Apesar disso, Duterte-Carpio disse aos repórteres que não se arrepende de concorrer à vice-presidência sob Marcos. "Eles podem me arrastar para o inferno", ela disse. "E quando chegarem lá, serei a presidente do inferno."
Marcos insistiu que achava que ele e a vice-presidente eram amigos.
"Sempre pensei que éramos", ele disse a repórteres à margem de uma conferência da Associação das Nações do Sudeste Asiático em setembro. "Mas talvez eu tenha sido enganado."
Seu filho, Sandro Marcos, entrou na briga, dizendo em uma rara declaração que "não pode ficar em silêncio" enquanto o vice-presidente "ameaça exumar um ex-presidente e decapitar um atual presidente".
No centro da disputa está a geopolítica, especificamente como as Filipinas devem equilibrar suas relações com a China e os EUA, de acordo com Ranjit Singh Rye, professor assistente de ciência política na Universidade das Filipinas.
O atual governo Marcos se inclinou mais para Washington — o aliado mais antigo e próximo das Filipinas — fortalecendo particularmente sua aliança militar, em um movimento que reverte a inclinação pró-Pequim de Duterte para investimentos em infraestrutura.
Acredita-se que a aproximação com a China levou à proliferação nefasta da indústria de jogos de azar e golpes online, com supostas ligações ao crime organizado chinês, sob a administração de Duterte.
As opiniões divergentes dos líderes sobre a posição geopolítica das Filipinas acabaram dividindo a aliança Marcos-Duterte, de acordo com Rye.
"As diferenças são irreconciliáveis ??porque ambas representam uma visão diferente de onde as Filipinas precisam ir e como as Filipinas precisam ser governadas", disse Rye.
Quando Duterte apresentou sua candidatura em Davao, ele foi recebido por uma multidão de apoiadores estrondosos.
"Quero servi-los.
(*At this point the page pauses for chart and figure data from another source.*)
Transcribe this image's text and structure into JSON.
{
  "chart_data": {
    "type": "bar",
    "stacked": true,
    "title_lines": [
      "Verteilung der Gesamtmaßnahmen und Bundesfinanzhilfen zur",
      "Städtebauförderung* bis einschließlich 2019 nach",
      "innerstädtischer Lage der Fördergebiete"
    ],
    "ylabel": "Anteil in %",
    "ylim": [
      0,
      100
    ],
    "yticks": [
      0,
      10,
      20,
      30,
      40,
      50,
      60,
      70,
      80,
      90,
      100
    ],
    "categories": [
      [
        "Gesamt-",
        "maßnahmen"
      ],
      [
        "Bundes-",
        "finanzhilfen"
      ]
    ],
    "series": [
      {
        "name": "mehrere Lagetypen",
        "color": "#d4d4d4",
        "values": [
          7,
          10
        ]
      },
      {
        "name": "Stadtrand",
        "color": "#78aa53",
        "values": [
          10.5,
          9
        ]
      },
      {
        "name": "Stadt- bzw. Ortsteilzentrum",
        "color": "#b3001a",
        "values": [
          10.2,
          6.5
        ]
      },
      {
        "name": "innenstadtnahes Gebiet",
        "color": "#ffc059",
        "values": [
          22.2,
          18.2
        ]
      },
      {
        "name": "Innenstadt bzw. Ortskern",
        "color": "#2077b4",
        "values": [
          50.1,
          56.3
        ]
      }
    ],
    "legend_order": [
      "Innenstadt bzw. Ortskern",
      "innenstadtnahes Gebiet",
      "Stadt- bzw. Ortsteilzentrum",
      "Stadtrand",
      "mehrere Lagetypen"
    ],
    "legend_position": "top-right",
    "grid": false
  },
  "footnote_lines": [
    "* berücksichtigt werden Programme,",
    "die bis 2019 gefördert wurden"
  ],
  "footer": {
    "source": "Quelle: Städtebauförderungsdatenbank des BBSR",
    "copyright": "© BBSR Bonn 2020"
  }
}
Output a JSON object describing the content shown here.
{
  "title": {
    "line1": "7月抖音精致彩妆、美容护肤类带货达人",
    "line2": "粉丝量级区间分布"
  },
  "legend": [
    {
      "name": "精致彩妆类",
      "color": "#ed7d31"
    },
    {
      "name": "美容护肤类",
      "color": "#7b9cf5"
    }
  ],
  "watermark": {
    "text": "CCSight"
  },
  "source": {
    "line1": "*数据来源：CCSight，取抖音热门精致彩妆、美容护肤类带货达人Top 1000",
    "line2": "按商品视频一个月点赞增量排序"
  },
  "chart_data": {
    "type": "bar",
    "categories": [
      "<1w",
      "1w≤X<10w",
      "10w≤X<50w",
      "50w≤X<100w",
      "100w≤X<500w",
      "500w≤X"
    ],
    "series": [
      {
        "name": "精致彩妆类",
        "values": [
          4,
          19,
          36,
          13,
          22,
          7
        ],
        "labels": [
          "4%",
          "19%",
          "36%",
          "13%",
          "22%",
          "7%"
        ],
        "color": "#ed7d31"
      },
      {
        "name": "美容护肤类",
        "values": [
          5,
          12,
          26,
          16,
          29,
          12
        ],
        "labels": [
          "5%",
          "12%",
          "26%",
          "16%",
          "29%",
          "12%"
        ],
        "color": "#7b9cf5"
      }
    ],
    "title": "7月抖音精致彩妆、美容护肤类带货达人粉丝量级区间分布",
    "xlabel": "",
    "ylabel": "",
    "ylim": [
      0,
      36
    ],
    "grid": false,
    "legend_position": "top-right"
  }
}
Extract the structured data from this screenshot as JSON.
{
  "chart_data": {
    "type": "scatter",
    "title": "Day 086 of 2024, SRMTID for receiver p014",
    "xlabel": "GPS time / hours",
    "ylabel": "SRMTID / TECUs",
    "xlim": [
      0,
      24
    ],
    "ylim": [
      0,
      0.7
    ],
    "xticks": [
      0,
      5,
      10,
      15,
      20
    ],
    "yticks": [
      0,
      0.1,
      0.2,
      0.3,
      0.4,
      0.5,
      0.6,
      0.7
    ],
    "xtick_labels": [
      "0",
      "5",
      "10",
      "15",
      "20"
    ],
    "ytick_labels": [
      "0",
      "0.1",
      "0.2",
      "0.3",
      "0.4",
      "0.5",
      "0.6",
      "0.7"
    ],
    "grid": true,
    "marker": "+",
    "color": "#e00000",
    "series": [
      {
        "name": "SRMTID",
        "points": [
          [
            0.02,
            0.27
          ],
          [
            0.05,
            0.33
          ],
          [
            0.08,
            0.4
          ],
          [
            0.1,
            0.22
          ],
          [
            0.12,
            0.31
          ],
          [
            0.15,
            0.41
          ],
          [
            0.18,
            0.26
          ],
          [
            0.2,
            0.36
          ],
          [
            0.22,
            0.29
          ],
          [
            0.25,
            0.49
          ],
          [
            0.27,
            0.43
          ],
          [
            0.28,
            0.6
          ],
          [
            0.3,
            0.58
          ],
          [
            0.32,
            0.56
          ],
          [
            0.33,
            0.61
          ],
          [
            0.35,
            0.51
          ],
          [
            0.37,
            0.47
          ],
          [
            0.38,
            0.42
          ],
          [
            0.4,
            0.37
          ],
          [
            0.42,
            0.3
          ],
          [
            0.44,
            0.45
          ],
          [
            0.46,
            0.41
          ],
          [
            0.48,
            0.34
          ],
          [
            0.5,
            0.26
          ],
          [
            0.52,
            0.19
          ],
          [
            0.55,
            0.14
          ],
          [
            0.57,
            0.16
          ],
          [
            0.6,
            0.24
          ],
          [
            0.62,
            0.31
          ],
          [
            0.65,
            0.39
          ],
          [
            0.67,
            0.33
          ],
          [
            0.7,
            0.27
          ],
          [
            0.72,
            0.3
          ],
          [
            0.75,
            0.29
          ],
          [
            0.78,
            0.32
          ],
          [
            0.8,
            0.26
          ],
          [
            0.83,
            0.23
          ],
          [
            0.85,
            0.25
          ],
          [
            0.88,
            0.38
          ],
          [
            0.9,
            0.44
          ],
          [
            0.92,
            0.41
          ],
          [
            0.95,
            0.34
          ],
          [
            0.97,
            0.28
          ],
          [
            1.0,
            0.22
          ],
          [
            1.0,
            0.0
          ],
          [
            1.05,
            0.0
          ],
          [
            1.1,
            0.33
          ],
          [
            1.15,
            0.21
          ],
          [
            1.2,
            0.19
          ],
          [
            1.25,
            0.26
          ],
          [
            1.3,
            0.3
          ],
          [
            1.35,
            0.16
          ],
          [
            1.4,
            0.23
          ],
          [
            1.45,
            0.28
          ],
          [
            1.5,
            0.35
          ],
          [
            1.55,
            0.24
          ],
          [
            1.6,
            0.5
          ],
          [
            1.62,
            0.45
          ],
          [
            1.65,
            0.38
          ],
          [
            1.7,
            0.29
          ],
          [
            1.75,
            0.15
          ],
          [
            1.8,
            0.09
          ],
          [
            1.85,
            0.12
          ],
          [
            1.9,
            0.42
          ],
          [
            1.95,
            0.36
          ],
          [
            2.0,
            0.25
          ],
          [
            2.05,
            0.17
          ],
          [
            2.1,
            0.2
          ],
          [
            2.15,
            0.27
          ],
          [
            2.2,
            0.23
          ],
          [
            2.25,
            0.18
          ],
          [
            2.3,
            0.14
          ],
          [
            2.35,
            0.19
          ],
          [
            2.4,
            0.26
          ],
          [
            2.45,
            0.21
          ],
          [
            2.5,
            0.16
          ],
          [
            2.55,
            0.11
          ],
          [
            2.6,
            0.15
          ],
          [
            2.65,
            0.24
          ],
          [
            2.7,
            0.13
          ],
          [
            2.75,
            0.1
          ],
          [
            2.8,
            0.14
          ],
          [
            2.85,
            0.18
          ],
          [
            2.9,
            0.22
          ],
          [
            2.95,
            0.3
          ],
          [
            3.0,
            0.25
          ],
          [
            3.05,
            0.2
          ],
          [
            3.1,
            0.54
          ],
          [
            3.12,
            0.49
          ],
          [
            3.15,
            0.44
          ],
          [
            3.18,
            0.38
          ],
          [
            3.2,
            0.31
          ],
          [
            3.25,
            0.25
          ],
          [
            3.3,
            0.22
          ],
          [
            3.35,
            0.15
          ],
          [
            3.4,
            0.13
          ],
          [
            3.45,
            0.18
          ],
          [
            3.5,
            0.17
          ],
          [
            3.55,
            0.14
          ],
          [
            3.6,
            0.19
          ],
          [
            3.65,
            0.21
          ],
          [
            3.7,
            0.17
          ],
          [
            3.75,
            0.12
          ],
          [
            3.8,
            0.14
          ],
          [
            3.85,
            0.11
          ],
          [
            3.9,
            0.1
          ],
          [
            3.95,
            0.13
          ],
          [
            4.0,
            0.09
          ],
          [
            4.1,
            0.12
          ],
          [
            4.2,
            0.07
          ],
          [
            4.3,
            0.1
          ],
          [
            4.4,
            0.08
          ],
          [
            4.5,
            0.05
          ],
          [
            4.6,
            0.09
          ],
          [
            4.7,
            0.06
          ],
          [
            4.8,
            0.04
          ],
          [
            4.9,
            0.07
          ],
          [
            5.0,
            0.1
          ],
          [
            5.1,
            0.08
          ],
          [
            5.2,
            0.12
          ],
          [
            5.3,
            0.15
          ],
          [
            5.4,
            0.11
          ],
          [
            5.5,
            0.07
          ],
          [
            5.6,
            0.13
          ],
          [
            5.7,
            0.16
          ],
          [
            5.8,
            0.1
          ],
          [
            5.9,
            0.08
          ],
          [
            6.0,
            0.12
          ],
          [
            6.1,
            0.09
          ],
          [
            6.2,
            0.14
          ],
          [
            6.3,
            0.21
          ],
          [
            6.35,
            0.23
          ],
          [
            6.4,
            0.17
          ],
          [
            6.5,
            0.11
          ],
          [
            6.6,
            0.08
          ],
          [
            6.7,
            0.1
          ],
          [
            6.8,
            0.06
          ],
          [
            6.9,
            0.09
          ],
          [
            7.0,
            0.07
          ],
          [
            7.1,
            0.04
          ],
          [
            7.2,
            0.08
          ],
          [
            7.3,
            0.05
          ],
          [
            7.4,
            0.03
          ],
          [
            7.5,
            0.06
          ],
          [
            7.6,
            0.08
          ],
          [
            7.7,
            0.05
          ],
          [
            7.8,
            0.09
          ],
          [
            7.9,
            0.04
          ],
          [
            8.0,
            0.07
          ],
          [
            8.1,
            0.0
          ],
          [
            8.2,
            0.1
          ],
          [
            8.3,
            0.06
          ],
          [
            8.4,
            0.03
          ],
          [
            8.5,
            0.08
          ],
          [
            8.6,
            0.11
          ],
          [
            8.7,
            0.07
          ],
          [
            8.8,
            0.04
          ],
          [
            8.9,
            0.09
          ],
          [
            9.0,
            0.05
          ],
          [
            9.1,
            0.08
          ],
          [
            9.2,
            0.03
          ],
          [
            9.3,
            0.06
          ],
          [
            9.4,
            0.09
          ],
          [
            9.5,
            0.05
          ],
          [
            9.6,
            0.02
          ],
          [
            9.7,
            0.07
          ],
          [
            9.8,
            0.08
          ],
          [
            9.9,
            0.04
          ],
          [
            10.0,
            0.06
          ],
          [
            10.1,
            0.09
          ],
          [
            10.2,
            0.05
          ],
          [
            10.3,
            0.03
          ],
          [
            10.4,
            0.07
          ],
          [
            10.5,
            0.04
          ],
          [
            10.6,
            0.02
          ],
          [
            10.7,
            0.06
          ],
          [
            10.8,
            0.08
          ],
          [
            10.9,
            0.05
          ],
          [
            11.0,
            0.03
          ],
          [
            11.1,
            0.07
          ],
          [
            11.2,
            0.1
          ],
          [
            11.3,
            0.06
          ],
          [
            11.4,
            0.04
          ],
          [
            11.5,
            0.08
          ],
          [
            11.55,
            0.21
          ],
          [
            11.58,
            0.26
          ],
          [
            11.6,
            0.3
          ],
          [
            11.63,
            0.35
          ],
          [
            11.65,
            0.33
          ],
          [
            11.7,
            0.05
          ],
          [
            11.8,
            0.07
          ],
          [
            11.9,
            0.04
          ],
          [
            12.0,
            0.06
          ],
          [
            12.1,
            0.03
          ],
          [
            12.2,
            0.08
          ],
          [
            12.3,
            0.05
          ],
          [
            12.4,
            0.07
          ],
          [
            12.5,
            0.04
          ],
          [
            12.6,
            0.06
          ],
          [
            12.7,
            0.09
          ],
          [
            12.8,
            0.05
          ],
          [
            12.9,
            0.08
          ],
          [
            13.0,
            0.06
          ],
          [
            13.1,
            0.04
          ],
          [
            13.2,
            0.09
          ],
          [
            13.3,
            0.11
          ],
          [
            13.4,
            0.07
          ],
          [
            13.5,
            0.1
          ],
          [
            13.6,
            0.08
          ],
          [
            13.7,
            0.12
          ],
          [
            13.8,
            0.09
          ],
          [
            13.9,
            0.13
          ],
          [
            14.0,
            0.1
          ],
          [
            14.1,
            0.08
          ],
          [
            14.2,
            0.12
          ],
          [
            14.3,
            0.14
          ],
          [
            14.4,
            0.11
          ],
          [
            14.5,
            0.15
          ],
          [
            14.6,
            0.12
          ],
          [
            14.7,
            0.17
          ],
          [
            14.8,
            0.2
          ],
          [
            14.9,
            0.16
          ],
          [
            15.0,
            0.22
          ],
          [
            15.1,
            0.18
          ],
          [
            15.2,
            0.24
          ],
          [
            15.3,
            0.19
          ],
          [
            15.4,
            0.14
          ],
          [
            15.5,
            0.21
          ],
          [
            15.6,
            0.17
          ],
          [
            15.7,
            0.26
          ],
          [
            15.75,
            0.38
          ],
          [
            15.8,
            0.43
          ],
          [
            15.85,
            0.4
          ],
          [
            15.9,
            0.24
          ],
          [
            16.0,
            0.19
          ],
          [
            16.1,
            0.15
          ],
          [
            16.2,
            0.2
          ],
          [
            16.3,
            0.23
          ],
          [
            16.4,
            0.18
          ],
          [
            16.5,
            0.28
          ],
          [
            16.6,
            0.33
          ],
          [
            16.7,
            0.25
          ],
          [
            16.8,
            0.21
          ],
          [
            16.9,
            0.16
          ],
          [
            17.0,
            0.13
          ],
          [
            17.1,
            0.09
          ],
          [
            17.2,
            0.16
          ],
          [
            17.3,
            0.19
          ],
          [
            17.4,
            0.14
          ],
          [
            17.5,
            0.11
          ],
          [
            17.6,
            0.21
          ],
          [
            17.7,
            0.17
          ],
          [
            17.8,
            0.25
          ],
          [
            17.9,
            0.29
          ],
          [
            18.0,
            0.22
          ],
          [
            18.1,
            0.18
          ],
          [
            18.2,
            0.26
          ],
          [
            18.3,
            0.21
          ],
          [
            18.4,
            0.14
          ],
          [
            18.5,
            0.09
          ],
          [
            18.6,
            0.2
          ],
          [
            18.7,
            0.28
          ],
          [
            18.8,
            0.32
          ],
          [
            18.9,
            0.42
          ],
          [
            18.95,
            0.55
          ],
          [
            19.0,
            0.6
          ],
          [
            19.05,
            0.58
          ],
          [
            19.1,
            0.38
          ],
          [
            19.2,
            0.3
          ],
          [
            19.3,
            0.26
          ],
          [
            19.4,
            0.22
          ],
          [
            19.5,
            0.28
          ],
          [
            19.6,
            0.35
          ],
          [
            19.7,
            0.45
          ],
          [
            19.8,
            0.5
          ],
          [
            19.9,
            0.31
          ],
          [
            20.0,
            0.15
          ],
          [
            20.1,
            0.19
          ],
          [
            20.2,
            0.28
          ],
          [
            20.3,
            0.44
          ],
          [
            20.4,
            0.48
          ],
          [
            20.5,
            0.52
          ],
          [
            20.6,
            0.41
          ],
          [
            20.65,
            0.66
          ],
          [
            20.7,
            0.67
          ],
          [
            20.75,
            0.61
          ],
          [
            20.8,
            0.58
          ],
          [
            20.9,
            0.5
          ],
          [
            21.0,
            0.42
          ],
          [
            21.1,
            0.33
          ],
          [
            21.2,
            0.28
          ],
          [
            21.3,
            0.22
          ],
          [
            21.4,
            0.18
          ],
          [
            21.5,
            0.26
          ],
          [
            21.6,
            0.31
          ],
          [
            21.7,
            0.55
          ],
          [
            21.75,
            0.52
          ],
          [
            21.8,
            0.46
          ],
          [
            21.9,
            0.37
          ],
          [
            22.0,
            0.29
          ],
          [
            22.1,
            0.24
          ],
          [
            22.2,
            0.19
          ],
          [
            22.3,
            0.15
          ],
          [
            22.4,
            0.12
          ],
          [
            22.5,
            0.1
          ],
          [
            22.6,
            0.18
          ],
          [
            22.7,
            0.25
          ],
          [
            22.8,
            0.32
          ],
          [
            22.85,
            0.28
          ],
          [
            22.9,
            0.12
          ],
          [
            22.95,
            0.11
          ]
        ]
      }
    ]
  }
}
Davao está melhor do que ontem", ele disse aos repórteres, sugerindo que seu progresso atual era devido ao seu punho de ferro do passado.
Cleve Arguelles, cientista político e chefe da empresa de pesquisas WR Numero, disse que o resultado pode moldar o cenário político nos próximos anos.
Em Davao, cinco membros do outrora poderoso clã Duterte estão enfrentando rivais conhecidos.
"Os Dutertes não estão apenas se juntando a essa corrida como jogadores regulares. Esta é uma luta até a morte. Isto é para sua sobrevivência política", disse Arguelles.
"Se os Dutertes perderem a votação em seu próprio território, é um sinal de que eles não conseguiram se defender de ataques em várias frentes", disse acrescentou.